If you don’t understand all this, don’t worry!  Nor do I! The point is that 688,000 of the nation’s poorest and neediest people have been be dropped from SNAP (adapted from an article in Washington Post, 4 December 2019)

My comment:  This posting has to be read in conjunction with tax reductions to long-suffering big companies and the super-rich, even requested bail-outs. To those who have shall be given; to those with little, well, who cares? If they don’t make money, let them be hungry.  Makes you wonder how Christianity ever crushed the rational and decent Epicureans.  But it did, which makes you wonder about human beings.  

When you witness blatant cruelty and inhumanity I suggest that you have a moral right to protest.  This is not party political; it is about human decency.

 

The requirements of success

“The most misleading idea I picked up at school was that success is the result of intelligence. It’s not: it’s the result of doing things. This seems so obvious now, I can’t believe nobody drummed it into me at school. So I never did an internship or tried to get myself elected to a prestigious student body. I assumed my good grades would transform themselves into a job. I spent three years working in a bookshop.

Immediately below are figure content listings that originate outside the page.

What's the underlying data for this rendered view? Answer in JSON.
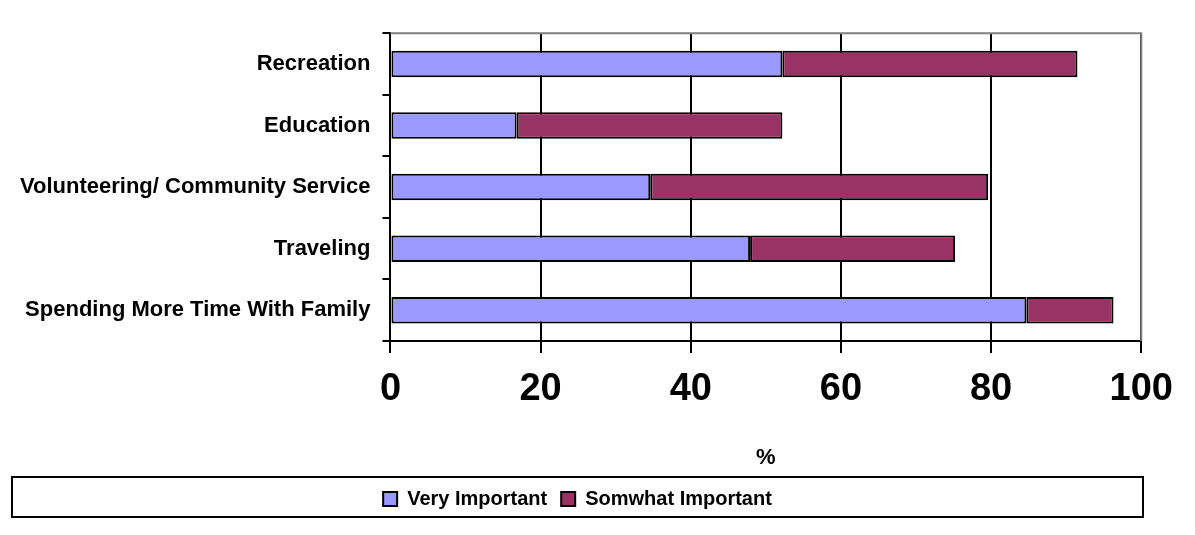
{
  "chart_data": {
    "type": "bar",
    "orientation": "horizontal",
    "stacked": true,
    "xlabel": "%",
    "categories": [
      "Recreation",
      "Education",
      "Volunteering/ Community Service",
      "Traveling",
      "Spending More Time With Family"
    ],
    "series": [
      {
        "name": "Very Important",
        "color": "#9999ff",
        "values": [
          52.2,
          16.8,
          34.6,
          47.9,
          84.7
        ]
      },
      {
        "name": "Somwhat Important",
        "color": "#993366",
        "values": [
          39.3,
          35.4,
          45.0,
          27.3,
          11.6
        ]
      }
    ],
    "xlim": [
      0,
      100
    ],
    "xticks": [
      0,
      20,
      40,
      60,
      80,
      100
    ],
    "grid": "x",
    "legend": "bottom"
  }
}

“When we think we see intellect what we’re really looking at is energy. The really energetic write pushy emails demanding work. They apply for grants, they go to parties, they network. All this stuff is exhausting and a lot of people who do it are ghastly, but it should be more widely taught that life requires this sort of effort.”
(James Marriott ,The Times, London)

My comment:  How right you are, Mr. Marriott!  During my early life I learned that a good degree and excellent reports from a prestigious school and university guaranteed nothing.  Indeed, the better the degree the more suspect you seemed to be (“Don’t want that fellow with the fancy degree coming in and telling us what to do”, or “He’ll quickly get bored here and we’ll have lost time” type of attitude).  Unless you work very hard at it, as Mr. Marriott suggests, you are considered to be suitable for the civil service, maybe (nothing wrong with that, of course, but it narrows the options). This is tough on the introverts for whom networking, parties and selling themselves come hard.   This is where teachings of Epicurus are particularly pertinent –  friends can help where otherwise your curricula vitae can end up on the discard pile.